Research

Electronic structure work at CPHT focuses on an ab initio (i.e. without adjustable parameters) description of the properties of crystalline materials with strong electronic Coulomb correlations. It extends both to challenging applications in materials physics and to the further development of suitable methods to tackle them. The latter involves advances towards a truly parameter-free description of the electronic Coulomb interactions, in the framework of the ERC project “Predictive electronic structure calculations for materials with strong electronic correlations: Long-range Coulomb interactions and many-body screening” (S. Biermann), as well as the elaboration of new tools to make different properties accessible to calculations.

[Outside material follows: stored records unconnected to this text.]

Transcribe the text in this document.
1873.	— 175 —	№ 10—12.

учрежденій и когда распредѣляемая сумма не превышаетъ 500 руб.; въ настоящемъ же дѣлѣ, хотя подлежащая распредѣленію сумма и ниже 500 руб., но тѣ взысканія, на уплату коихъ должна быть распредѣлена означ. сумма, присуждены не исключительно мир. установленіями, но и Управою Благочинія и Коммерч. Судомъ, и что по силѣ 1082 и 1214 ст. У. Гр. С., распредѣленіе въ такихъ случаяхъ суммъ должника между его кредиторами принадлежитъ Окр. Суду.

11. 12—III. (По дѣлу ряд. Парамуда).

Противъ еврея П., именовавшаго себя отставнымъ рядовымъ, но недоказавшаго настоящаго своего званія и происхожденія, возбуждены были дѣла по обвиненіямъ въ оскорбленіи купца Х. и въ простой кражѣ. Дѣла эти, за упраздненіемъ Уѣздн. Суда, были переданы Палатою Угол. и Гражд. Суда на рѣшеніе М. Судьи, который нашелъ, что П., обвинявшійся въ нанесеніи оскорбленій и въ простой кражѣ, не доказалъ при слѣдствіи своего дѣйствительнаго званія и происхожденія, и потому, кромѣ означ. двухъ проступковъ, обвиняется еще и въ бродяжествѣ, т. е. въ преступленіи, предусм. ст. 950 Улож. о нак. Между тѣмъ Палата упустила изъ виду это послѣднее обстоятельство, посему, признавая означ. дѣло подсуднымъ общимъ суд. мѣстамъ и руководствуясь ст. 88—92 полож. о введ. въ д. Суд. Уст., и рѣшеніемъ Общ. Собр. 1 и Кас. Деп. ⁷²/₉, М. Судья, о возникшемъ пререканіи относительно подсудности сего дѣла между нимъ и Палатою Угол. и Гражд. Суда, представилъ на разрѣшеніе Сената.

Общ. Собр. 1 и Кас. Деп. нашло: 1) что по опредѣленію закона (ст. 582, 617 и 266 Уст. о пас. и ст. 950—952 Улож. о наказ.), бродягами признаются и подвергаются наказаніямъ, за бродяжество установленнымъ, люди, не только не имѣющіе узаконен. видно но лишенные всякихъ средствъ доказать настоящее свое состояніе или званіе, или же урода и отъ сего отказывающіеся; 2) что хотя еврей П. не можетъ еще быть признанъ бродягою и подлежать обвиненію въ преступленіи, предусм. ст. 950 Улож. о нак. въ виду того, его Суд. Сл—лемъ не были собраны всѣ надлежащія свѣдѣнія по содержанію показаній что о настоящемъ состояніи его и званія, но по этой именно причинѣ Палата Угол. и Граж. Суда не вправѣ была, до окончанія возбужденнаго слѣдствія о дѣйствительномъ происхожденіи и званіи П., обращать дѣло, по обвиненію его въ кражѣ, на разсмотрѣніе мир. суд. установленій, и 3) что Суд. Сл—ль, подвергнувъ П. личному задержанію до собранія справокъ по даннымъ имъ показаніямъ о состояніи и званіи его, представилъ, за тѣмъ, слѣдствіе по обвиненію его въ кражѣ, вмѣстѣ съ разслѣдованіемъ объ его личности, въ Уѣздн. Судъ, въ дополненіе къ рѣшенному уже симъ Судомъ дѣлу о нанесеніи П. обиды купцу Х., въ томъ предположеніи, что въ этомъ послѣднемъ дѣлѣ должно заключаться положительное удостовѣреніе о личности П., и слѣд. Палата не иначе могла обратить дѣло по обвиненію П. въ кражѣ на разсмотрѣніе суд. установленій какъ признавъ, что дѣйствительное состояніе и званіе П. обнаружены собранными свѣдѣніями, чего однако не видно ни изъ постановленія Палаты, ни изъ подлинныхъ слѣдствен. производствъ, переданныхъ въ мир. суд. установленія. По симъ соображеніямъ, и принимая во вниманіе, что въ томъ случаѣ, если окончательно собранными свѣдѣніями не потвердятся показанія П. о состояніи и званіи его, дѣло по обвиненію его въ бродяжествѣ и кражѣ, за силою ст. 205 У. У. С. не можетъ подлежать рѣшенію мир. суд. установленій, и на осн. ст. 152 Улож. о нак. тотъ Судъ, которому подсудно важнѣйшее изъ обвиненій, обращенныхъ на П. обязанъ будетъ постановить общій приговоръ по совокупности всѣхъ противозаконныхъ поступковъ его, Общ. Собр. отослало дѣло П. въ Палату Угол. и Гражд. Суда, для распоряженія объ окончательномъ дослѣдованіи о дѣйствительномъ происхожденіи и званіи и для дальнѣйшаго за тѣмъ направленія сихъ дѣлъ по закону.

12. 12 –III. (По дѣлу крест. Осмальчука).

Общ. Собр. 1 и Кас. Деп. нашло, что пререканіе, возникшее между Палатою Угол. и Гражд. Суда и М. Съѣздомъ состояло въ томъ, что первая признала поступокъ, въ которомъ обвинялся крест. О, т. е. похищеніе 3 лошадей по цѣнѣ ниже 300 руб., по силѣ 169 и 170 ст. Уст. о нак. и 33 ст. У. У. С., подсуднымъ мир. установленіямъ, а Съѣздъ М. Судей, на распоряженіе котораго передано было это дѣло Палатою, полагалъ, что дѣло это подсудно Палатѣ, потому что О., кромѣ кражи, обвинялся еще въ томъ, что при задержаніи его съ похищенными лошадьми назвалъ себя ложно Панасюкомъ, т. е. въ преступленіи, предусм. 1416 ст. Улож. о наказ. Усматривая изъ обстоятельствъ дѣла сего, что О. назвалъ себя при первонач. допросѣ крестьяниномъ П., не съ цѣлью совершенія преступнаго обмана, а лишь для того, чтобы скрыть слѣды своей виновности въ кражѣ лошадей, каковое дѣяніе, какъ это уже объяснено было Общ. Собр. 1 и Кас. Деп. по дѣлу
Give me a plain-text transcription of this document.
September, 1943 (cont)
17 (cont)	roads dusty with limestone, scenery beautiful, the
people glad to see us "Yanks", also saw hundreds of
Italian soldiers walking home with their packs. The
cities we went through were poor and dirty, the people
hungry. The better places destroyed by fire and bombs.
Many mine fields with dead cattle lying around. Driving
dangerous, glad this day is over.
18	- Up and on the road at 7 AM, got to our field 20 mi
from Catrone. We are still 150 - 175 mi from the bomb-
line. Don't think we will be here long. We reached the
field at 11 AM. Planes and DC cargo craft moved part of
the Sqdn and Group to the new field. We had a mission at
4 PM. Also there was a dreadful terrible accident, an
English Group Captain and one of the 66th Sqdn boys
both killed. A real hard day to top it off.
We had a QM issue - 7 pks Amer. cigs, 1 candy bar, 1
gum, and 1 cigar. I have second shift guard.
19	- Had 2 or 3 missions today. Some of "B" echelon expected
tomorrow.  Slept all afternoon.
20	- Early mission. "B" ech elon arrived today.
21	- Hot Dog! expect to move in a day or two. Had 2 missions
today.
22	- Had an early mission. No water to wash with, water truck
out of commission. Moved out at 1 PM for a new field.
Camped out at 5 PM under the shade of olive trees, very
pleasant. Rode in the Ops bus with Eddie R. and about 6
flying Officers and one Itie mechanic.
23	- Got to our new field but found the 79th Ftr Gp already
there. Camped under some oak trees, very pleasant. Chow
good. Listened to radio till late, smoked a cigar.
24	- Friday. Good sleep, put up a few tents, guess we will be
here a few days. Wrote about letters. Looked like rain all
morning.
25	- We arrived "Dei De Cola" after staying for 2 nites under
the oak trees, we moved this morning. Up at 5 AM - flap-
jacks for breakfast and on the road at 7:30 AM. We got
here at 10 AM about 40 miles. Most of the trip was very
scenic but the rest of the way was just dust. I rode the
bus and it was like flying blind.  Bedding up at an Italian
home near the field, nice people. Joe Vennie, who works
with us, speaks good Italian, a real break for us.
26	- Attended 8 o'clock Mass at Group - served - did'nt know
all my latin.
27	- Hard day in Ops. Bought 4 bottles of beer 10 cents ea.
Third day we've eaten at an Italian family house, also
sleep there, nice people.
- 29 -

Examples of materials applications range from questions inspired "real" problems in materials science to puzzles of interest in fundamental science. Illustrative examples include:

1. Transition metal oxides with partially filled 3d, 4d or 5d shells.
2. Rare-earth iron alloys for permanent magnet applications.
3. f-electron materials for applications as pigments.
4. Spin-crossover molecules on surfaces
5. Low-dimensional systems such as adatom layers on semiconductor surfaces

At the heart of current methodological questions the CPHT scientists are concerned with are two -- interrelated -- issues concerning the concept of combining electronic structure and many-body techniques:

1. Techniques for systematic (even though in general approximate) downfolding of higher energy degrees of freedom in order to define a double-counting-free interface between the continuum electronic structure and many-body effects at lower energy scales.
2. Advances to include long-range interactions, most notably ligand-to-correlated-shell interactions and non-local interactions coupling neighboring correlated shells.

Promising recent achievements include the development of the combined many-body perturbation theory + dynamical mean field theory scheme ("GW+DMFT"), and its derivatives.  For example, the combination of a screened exchange Hamiltonian with dynamical mean field theory – reviewed in Delange et al., J. Phys. Soc. Jpn. 87, 4, 041003 (2018) – allows for first principles calculations of spectral properties of materials of similar accuracy as "GW+DMFT" but at much cheaper computational cost.